The woman’s eyes are wet. She tries to smile, but it’s the kind that’s caught between gratitude and disbelief. Ivy doesn’t rush her. She meets her at the threshold and simply opens her arms. No hesitation. No need for words. The woman leans in. Ivy holds her like they’ve known each other forever.
Giulietta watches from the hallway, her chest tight with something bright and devastatingly human.
Awe, yes, but more than that. This is what Ivy does.
This is who she is. She doesn’t just draw butterflies over scars, she gives people back their bodies, their stories.
She makes them visible again in a world that often asks them to shrink.
She presses her hand to the doorframe, grounding herself in the moment.
The woman leaves quietly, shoulders softer, footsteps lighter.
Ivy watches her go, her face open, unwiped.
She doesn’t hide the tenderness. And why should she?
That’s her strength. Her softness isn’t something she apologizes for anymore.
And Giulietta, who once thought power had to come from posture and distance, knows better now.
Ivy catches her eye across the hallway and walks over slowly.
Her gloves are off, her hands stained faintly with ink, her hair pulled back into a messy bun that’s half-fallen from its tie.
There’s something holy in the way she moves, grounded, steady, full of quiet knowing.

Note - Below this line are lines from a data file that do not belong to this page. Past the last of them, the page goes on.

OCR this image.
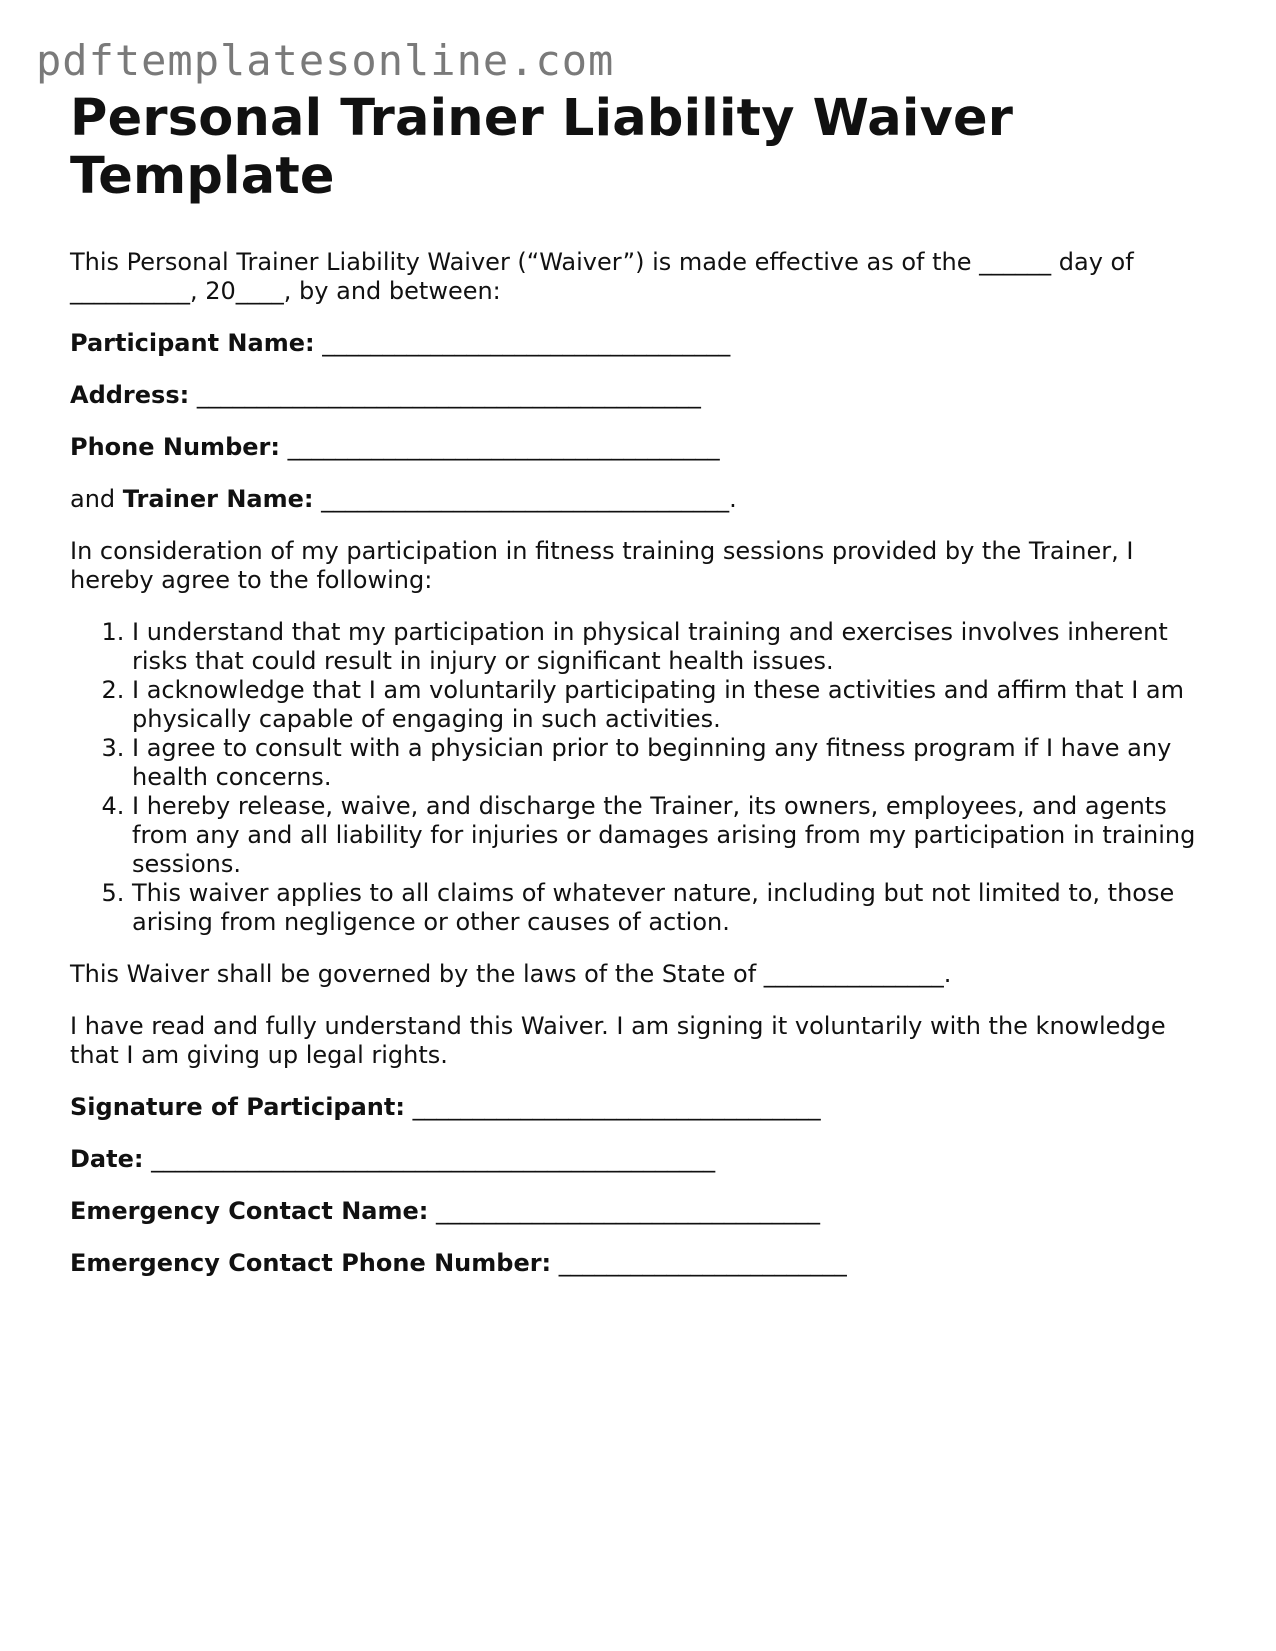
pdftemplatesonline.com
Personal Trainer Liability Waiver Template

This Personal Trainer Liability Waiver (“Waiver”) is made effective as of the ______ day of __________, 20____, by and between:

Participant Name: __________________________________

Address: __________________________________________

Phone Number: ____________________________________

and Trainer Name: __________________________________.

In consideration of my participation in fitness training sessions provided by the Trainer, I hereby agree to the following:

1. I understand that my participation in physical training and exercises involves inherent risks that could result in injury or significant health issues.
2. I acknowledge that I am voluntarily participating in these activities and affirm that I am physically capable of engaging in such activities.
3. I agree to consult with a physician prior to beginning any fitness program if I have any health concerns.
4. I hereby release, waive, and discharge the Trainer, its owners, employees, and agents from any and all liability for injuries or damages arising from my participation in training sessions.
5. This waiver applies to all claims of whatever nature, including but not limited to, those arising from negligence or other causes of action.

This Waiver shall be governed by the laws of the State of _______________.

I have read and fully understand this Waiver. I am signing it voluntarily with the knowledge that I am giving up legal rights.

Signature of Participant: __________________________________

Date: _______________________________________________

Emergency Contact Name: ________________________________

Emergency Contact Phone Number: ________________________
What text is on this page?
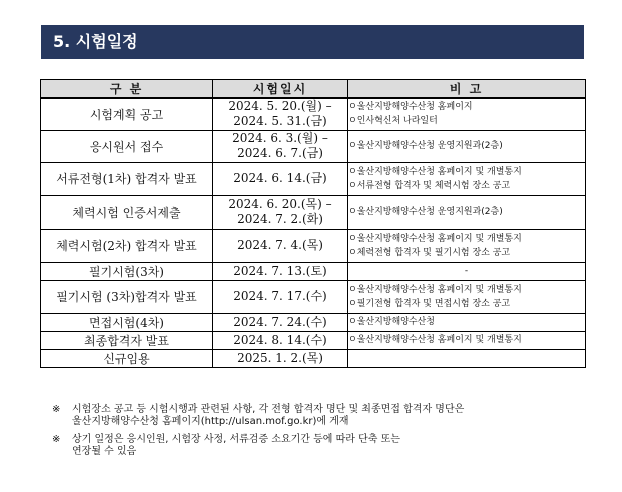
5. 시험일정
구 분	시험일시	비 고
시험계획 공고	2024. 5. 20.(월) –
2024. 5. 31.(금)	ㅇ울산지방해양수산청 홈페이지
ㅇ인사혁신처 나라일터

응시원서 접수	2024. 6. 3.(월) –
2024. 6. 7.(금)	ㅇ울산지방해양수산청 운영지원과(2층)

서류전형(1차) 합격자 발표	2024. 6. 14.(금)	ㅇ울산지방해양수산청 홈페이지 및 개별통지
ㅇ서류전형 합격자 및 체력시험 장소 공고

체력시험 인증서제출	2024. 6. 20.(목) –
2024. 7. 2.(화)	ㅇ울산지방해양수산청 운영지원과(2층)

체력시험(2차) 합격자 발표	2024. 7. 4.(목)	ㅇ울산지방해양수산청 홈페이지 및 개별통지
ㅇ체력전형 합격자 및 필기시험 장소 공고

필기시험(3차)	2024. 7. 13.(토)	-

필기시험 (3차)합격자 발표	2024. 7. 17.(수)	ㅇ울산지방해양수산청 홈페이지 및 개별통지
ㅇ필기전형 합격자 및 면접시험 장소 공고

면접시험(4차)	2024. 7. 24.(수)	ㅇ울산지방해양수산청

최종합격자 발표	2024. 8. 14.(수)	ㅇ울산지방해양수산청 홈페이지 및 개별통지

신규임용	2025. 1. 2.(목)	

※	시험장소 공고 등 시험시행과 관련된 사항, 각 전형 합격자 명단 및 최종면접 합격자 명단은
울산지방해양수산청 홈페이지(http://ulsan.mof.go.kr)에 게재
※	상기 일정은 응시인원, 시험장 사정, 서류검증 소요기간 등에 따라 단축 또는
연장될 수 있음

Giulietta meets her in the middle, between trauma and art, between past and becoming.
They kiss there, in that slender corridor between two worlds. It’s not a kiss of urgency or need. It’s one of recognition. Of choice. Of arrival.
Giulietta cups Ivy’s face, thumb brushing a streak of graphite near her temple. Ivy smiles into it, soft and undone. They linger there for a moment that doesn’t ask to be named. A pause between heartbeats. A breath drawn together.
“This place,” Giulietta murmurs, her forehead resting against Ivy’s. “It’s us.”
Ivy nods. “Yeah. It really is.”
And in that stillness, Giulietta realizes: they haven’t just built a clinic. Or a tattoo studio. Or even a life.
They’ve built a sanctuary.
And every door they open now leads to staying.